500.A15A4 General Committee/100: Telegram
The Acting Chairman of the American Delegation (Gibson) to the Secretary of State
[Received July 23—12:01 a.m.]
362. The General Commission will finish its discussion of the resolution tomorrow noon at which time the Conference will hold a plenary session to adopt the resolution. The indications are that the resolution will be adopted by the votes of all states except the former enemy powers. Of these Hungary, Bulgaria and Austria have stated that they will abstain and Germany has indicated that she would vote against the resolution. As this would mean that the resolution would fail of unanimity in the Conference it would not be carried. However as the majority vote of the General Commission would enable [Page 313] all the procedural sections of the resolution to be carried on, the program of Conference work would presumably go on as outlined in the resolution. It would only mean that there would be no adoption of the agreed on previous reports in chapter 2 of the resolution and that thus Germany would be responsible for preventing agreement on the first step in the matter of air armaments, artillery, chemical and bacteriological warfare and tanks.
Nadolny’s speech this afternoon was extremely temperate in tone but was a long indictment of the resolution for not going far enough, of the Conference for not taking into account the situation of Germany and implicitly of France for blocking all measures of disarmament and particularly for failing to satisfy the absolute demand of the German people, which was necessary to satisfy their national honor namely on equality of treatment.
At the beginning of his speech he paid high tribute to the purposes and nature of the generous initiative of the President but developed the idea that this had been practically negatived in the steps taken thus far to carry it out. At the ending of his speech he read a declaration of his Government which concluded as follows:
“The German Government must consequently insist that its doubts be eliminated by recognition without further delay of the equality of all states as regards national security and the application of all the provisions of the convention. In as much as the different questions arising from the application of the principle of equality of rights require clarification the German Government is prepared immediately to enter upon negotiations with the interested states. The German Government must immediately make clear that it cannot undertake to continue its collaboration in case a solution satisfactory to Germany on this definite point has not been reached before the reconvening of the Conference.”

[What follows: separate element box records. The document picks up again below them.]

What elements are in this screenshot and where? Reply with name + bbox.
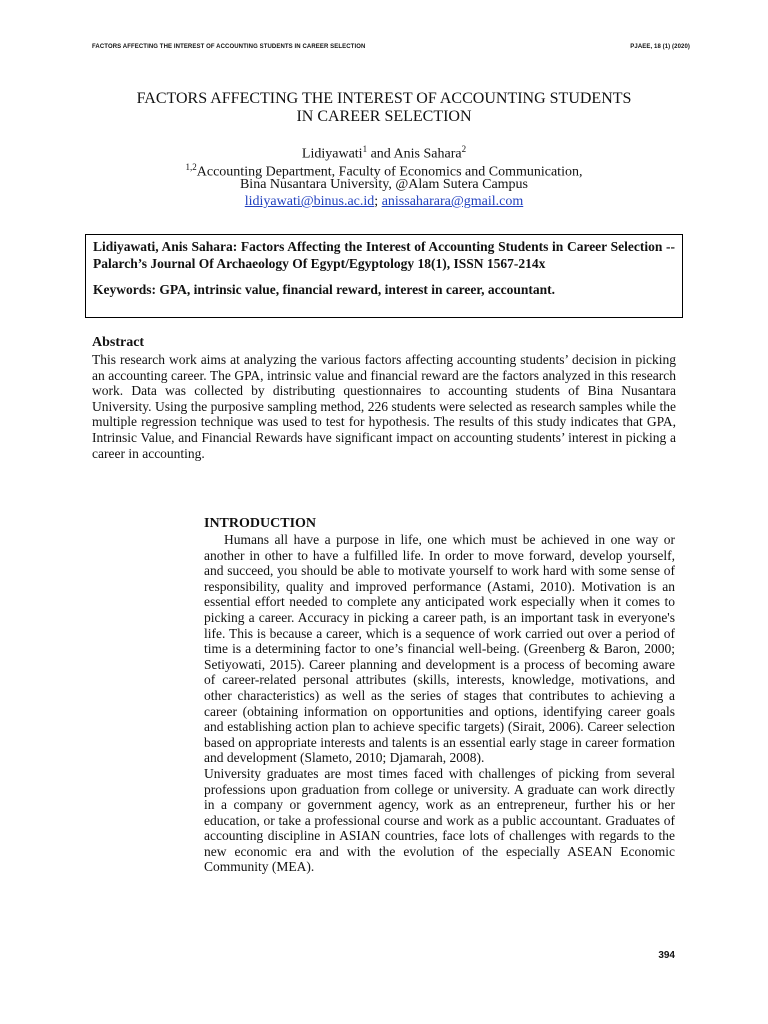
citation-box: [85, 234, 683, 318]
author-1-sup: 1: [362, 144, 368, 154]
affiliation-line-2: Bina Nusantara University, @Alam Sutera Campus: [239, 177, 529, 192]
affiliation-dept: Accounting Department, Faculty of Economics and Communication,: [196, 164, 583, 180]
author-emails: [92, 193, 676, 211]
author-1: Lidiyawati: [301, 146, 363, 162]
introduction-paragraph-1: Humans all have a purpose in life, one which must be achieved in one way or another in other to have a fulfilled life. In order to move forward, develop yourself, and succeed, you should be able to motivate yourself to work hard with some sense of responsibility, quality and improved performance (Astami, 2010). Motivation is an essential effort needed to complete any anticipated work especially when it comes to picking a career. Accuracy in picking a career path, is an important task in everyone's life. This is because a career, which is a sequence of work carried out over a period of time is a determining factor to one’s financial well-being. (Greenberg & Baron, 2000; Setiyowati, 2015). Career planning and development is a process of becoming aware of career-related personal attributes (skills, interests, knowledge, motivations, and other characteristics) as well as the series of stages that contributes to achieving a career (obtaining information on opportunities and options, identifying career goals and establishing action plan to achieve specific targets) (Sirait, 2006). Career selection based on appropriate interests and talents is an essential early stage in career formation and development (Slameto, 2010; Djamarah, 2008).: [204, 532, 675, 766]
paper-title: [92, 90, 676, 126]
author-2-sup: 2: [461, 144, 467, 154]
citation-text: Lidiyawati, Anis Sahara: Factors Affecting the Interest of Accounting Students in Career Selection -- Palarch’s Journal Of Archaeology Of Egypt/Egyptology 18(1), ISSN 1567-214x: [93, 239, 675, 271]
paper-title-line-2: IN CAREER SELECTION: [296, 108, 472, 125]
introduction-paragraph-2: University graduates are most times faced with challenges of picking from several professions upon graduation from college or university. A graduate can work directly in a company or government agency, work as an entrepreneur, further his or her education, or take a professional course and work as a public accountant. Graduates of accounting discipline in ASIAN countries, face lots of challenges with regards to the new economic era and with the evolution of the especially ASEAN Economic Community (MEA).: [204, 765, 675, 875]
author-2: Anis Sahara: [393, 146, 462, 162]
running-head-title: FACTORS AFFECTING THE INTEREST OF ACCOUNTING STUDENTS IN CAREER SELECTION: [92, 44, 366, 50]
running-head: [92, 44, 690, 50]
author-conjunction: and: [367, 146, 394, 162]
email-link-1[interactable]: lidiyawati@binus.ac.id: [244, 194, 375, 209]
page-number: 394: [658, 950, 675, 961]
affiliation-sup: 1,2: [185, 162, 197, 172]
keywords: Keywords: GPA, intrinsic value, financial reward, interest in career, accountant.: [93, 282, 555, 297]
introduction-body: [204, 532, 675, 875]
email-separator: ;: [374, 194, 382, 209]
introduction-heading: INTRODUCTION: [204, 516, 317, 531]
running-head-journal: PJAEE, 18 (1) (2020): [630, 44, 690, 50]
abstract-text: This research work aims at analyzing the various factors affecting accounting students’ decision in picking an accounting career. The GPA, intrinsic value and financial reward are the factors analyzed in this research work. Data was collected by distributing questionnaires to accounting students of Bina Nusantara University. Using the purposive sampling method, 226 students were selected as research samples while the multiple regression technique was used to test for hypothesis. The results of this study indicates that GPA, Intrinsic Value, and Financial Rewards have significant impact on accounting students’ interest in picking a career in accounting.: [92, 352, 676, 461]
email-link-2[interactable]: anissaharara@gmail.com: [381, 194, 524, 209]
abstract-heading: Abstract: [92, 335, 145, 350]
paper-title-line-1: FACTORS AFFECTING THE INTEREST OF ACCOUNTING STUDENTS: [136, 90, 632, 107]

Nadolny’s intransigent speech was followed by a long and eloquent speech by Apponyi of Hungary who while joining in much of the reasoning of the German representative and while claiming equally with him the ultimate right to equality of treatment in any final treaty that might come out of the Disarmament Conference would not insist on the immediate solution of this question and considering that the steps contained in the resolution while they did not go far enough altogether to please his country were nevertheless of sufficient value as first steps to enable Hungary to permit the onward course of the deliberations by withholding its vote on the resolution and thus allowing it to be adopted in unanimity. He was confident that justice would ultimately be done.
Sir John Simon in one of the best speeches of the Conference made a most eloquent plea for reasonableness on the part of the Germans [Page 314] pointing out that the question of equality of treatment had no part in a resolution which was destined to indicate the points on which agreement had been reached and the methods of study for other points upon which some measure of agreement had been attained. He likewise pointed out that chapter 4 of the resolution reserved political questions and that other nations had made concessions in this connection equal to that requested of Germany and therefore that the Conference would re-assemble with Germany’s position in this matter entirely unprejudiced by the present resolution and with it was hoped progress made along the lines of disarmament in which assuredly Germany had the greatest possible interest.
The Germans endeavored to explain informally that their speech was less intransigent than it sounded particularly as the course of the debate indicated that should they vote no to the resolution especially in the plenary session of the Conference they would be in danger of being quite alone. It is not impossible that they might vote no to the resolution in the General Commission where it can be passed by a majority vote and abstain from voting in the plenary session.